For patient-level analyses, standardised mean differences of each of the covariates for the comparison between new/prevalent drug users in the pre-RMM vs post-RMM period will be obtained as a measure of the impact of the RMM on the profile of new drug users. Additionally, measures of patient-level DUS will be provided, stratified by time of therapy initiation pre or post RMM.

 

Very Complex Studies 

Studies which cannot rely only on electronic health care databases, or which would require complex and/or novel methodological work.

No very complex study designs have been defined at this moment

 

Quality Assurance of Software Development

Software Quality Assurance, also called Software Testing Life Cycle process, aims assure that the software does what is supposed to do according to the Software Requirements Specification (SRS). 

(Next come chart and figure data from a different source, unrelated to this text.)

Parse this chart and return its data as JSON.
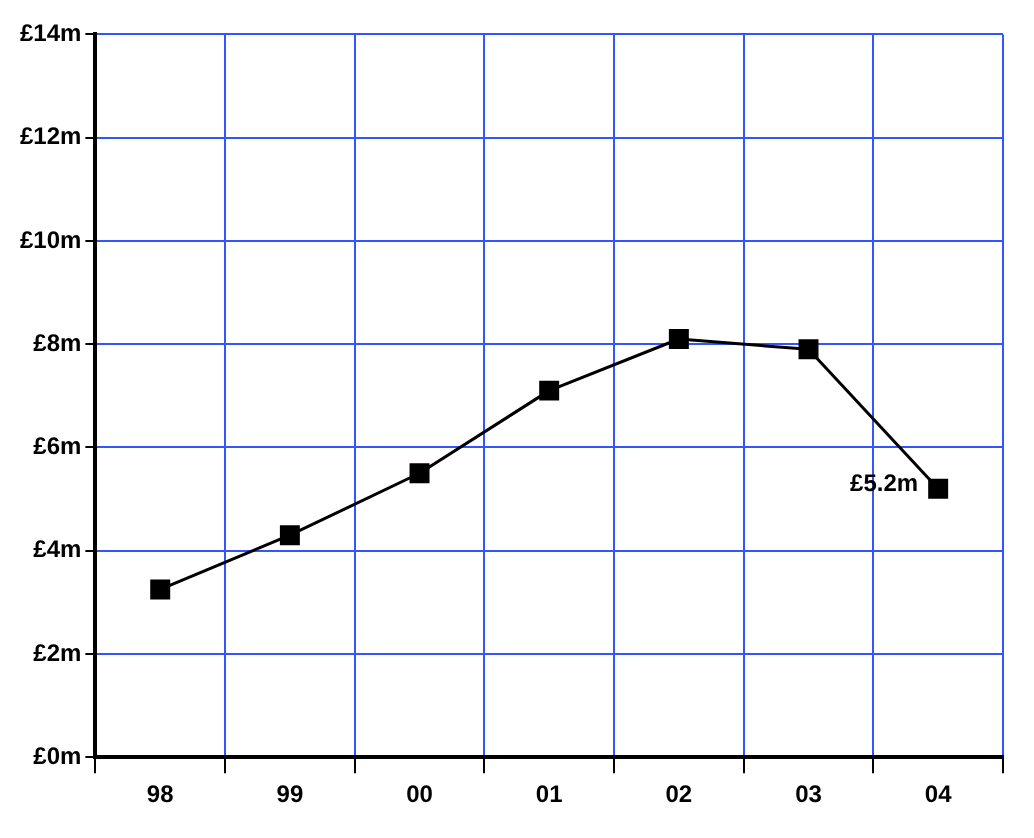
{
  "chart_data": {
    "type": "line",
    "categories": [
      "98",
      "99",
      "00",
      "01",
      "02",
      "03",
      "04"
    ],
    "series": [
      {
        "color": "#000000",
        "values": [
          3.25,
          4.3,
          5.5,
          7.1,
          8.1,
          7.9,
          5.2
        ]
      }
    ],
    "ylim": [
      0,
      14
    ],
    "yticks": [
      {
        "value": 0,
        "label": "£0m"
      },
      {
        "value": 2,
        "label": "£2m"
      },
      {
        "value": 4,
        "label": "£4m"
      },
      {
        "value": 6,
        "label": "£6m"
      },
      {
        "value": 8,
        "label": "£8m"
      },
      {
        "value": 10,
        "label": "£10m"
      },
      {
        "value": 12,
        "label": "£12m"
      },
      {
        "value": 14,
        "label": "£14m"
      }
    ],
    "grid": true,
    "legend": false,
    "marker": "square",
    "line_style": "solid",
    "annotations": [
      {
        "text": "£5.2m",
        "x": "04",
        "y": 5.2
      }
    ]
  }
}
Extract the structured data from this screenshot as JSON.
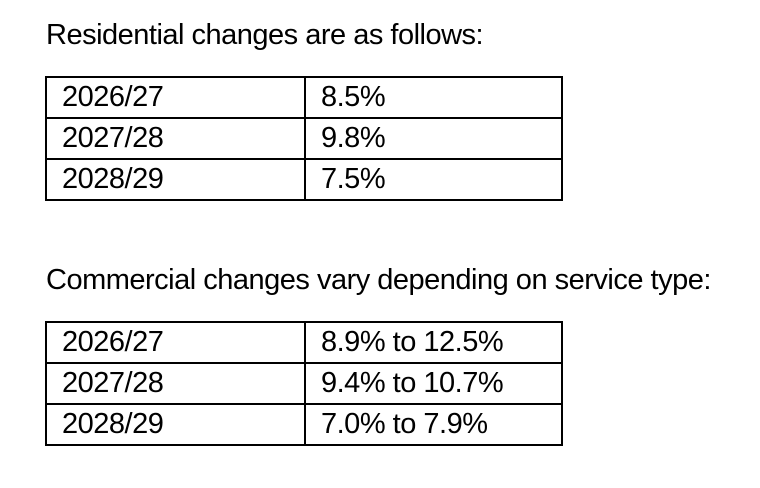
{
  "page": {
    "background_color": "#ffffff",
    "text_color": "#000000",
    "table_border_color": "#000000"
  },
  "sections": [
    {
      "heading": "Residential changes are as follows:",
      "table": {
        "rows": [
          {
            "year": "2026/27",
            "change": "8.5%"
          },
          {
            "year": "2027/28",
            "change": "9.8%"
          },
          {
            "year": "2028/29",
            "change": "7.5%"
          }
        ]
      }
    },
    {
      "heading": "Commercial changes vary depending on service type:",
      "table": {
        "rows": [
          {
            "year": "2026/27",
            "change": "8.9% to 12.5%"
          },
          {
            "year": "2027/28",
            "change": "9.4% to 10.7%"
          },
          {
            "year": "2028/29",
            "change": "7.0% to 7.9%"
          }
        ]
      }
    }
  ]
}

The code quality assurance process within DARWIN EU® will follow the agile development method as shown in Figure 1.  

 

Figure 1. Agile software development method 

This method is continuously applied during the software lifecycle to monitor and improve the quality. The process is monitored by Quality Assessment Lead that interacts closely with the Product Owner. 

It contains the following steps: 

  • Plan: In the Plan Phase it is agreed what code will require testing and what part of this will be prioritized for the next sprint. 
  • Design: In the design phase the Software Specification Requirements (SRS) and Test Plan are created or updated (in following sprints). The SRS provides the benchmark for test planning since it specifies all the function and non-functional requirements, in which situations it is expected to be applied in, and by whom. The Test Plan is a living document that gets updated with development sprints. 
  • Develop: In the develop step the quality measures are implemented in the code base or get updated according to the Test Plan. This includes the creation of the unit tests etc.
  • Test: This is the quality control phase of the process where the software is tested according to the plan to ensure that it provides the correct results, it has cross platform compatibility, it is stable, and it is efficient. The outcome of these tests are recorded and are taken into account for the next sprint. Issues identified are flagged as bugs and are either immediately rectified in the case of significant errors (e.g. incorrect application of functionality providing false answers), or they are (deemed enhancements) to be fixed in the next development cycle of the package, e.g., the software requires too much memory. 
  • Deploy: In this phase a major or minor software release can be created or the code is kept in development status for further improvement. 

The Quality of the software development focuses on 2 main themes: 1. does the software produce the correct results. This is tested using small scale examples (units tests) where the correct answer is known. 2. Does the software run on the required platforms without producing errors. This is examined by checking, e.g., incorrect parameters, platform differences (both database management and operating systems).